The \(x\)-coordinate of the vertex of the graph is 3.
The equation of the quadratic function is in the form \(y = a{x^2} + bx + c\).
Write down the value of \(c\).
Find the value of \(a\) and of \(b\).
Write down the second \(x\)-intercept of the function.
Markscheme
10 (A1) (C1)
Note: Accept \((0,{\text{ }}10)\).
[1 mark]
\(3 = \frac{{ - b}}{{2a}}\)
\(0 = a{(1)^2} + b(1) + c\)
\(10 = a{(6)^2} + b(6) + c\)
\(0 = a{(5)^2} + b(5) + c\) (M1)(M1)
Note: Award (M1) for each of the above equations, provided they are not equivalent, up to a maximum of (M1)(M1). Accept equations that substitute their 10 for \(c\).
OR
sketch graph showing given information: intercepts \((1,{\text{ }}0)\) and \((0,{\text{ }}10)\) and line \(x = 3\) (M1)
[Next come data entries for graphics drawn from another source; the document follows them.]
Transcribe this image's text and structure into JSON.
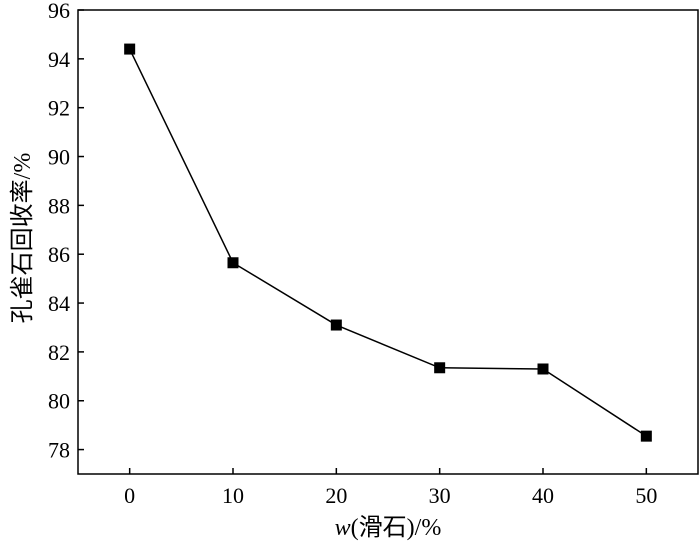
{
  "chart_data": {
    "type": "line",
    "x": [
      0,
      10,
      20,
      30,
      40,
      50
    ],
    "series": [
      {
        "values": [
          94.4,
          85.65,
          83.1,
          81.35,
          81.3,
          78.55
        ],
        "color": "#000000",
        "marker": "square"
      }
    ],
    "xlabel_var": "w",
    "xlabel_rest": "(滑石)/%",
    "ylabel": "孔雀石回收率/%",
    "xlim": [
      -5,
      55
    ],
    "ylim": [
      77,
      96
    ],
    "xticks": [
      0,
      10,
      20,
      30,
      40,
      50
    ],
    "yticks": [
      78,
      80,
      82,
      84,
      86,
      88,
      90,
      92,
      94,
      96
    ],
    "grid": false
  }
}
\(y = a(x - 1)(x - 5)\) (M1)
Note: Award (M1) for \((x - 1)(x - 5)\) seen.
\(a = 2\) (A1)(ft)
\(b = - 12\) (A1)(ft) (C4)
Note: Follow through from part (a).
If it is not clear which is \(a\) and which is \(b\) award at most (A0)(A1)(ft).
[4 marks]
5 (A1) (C1)
[1 mark]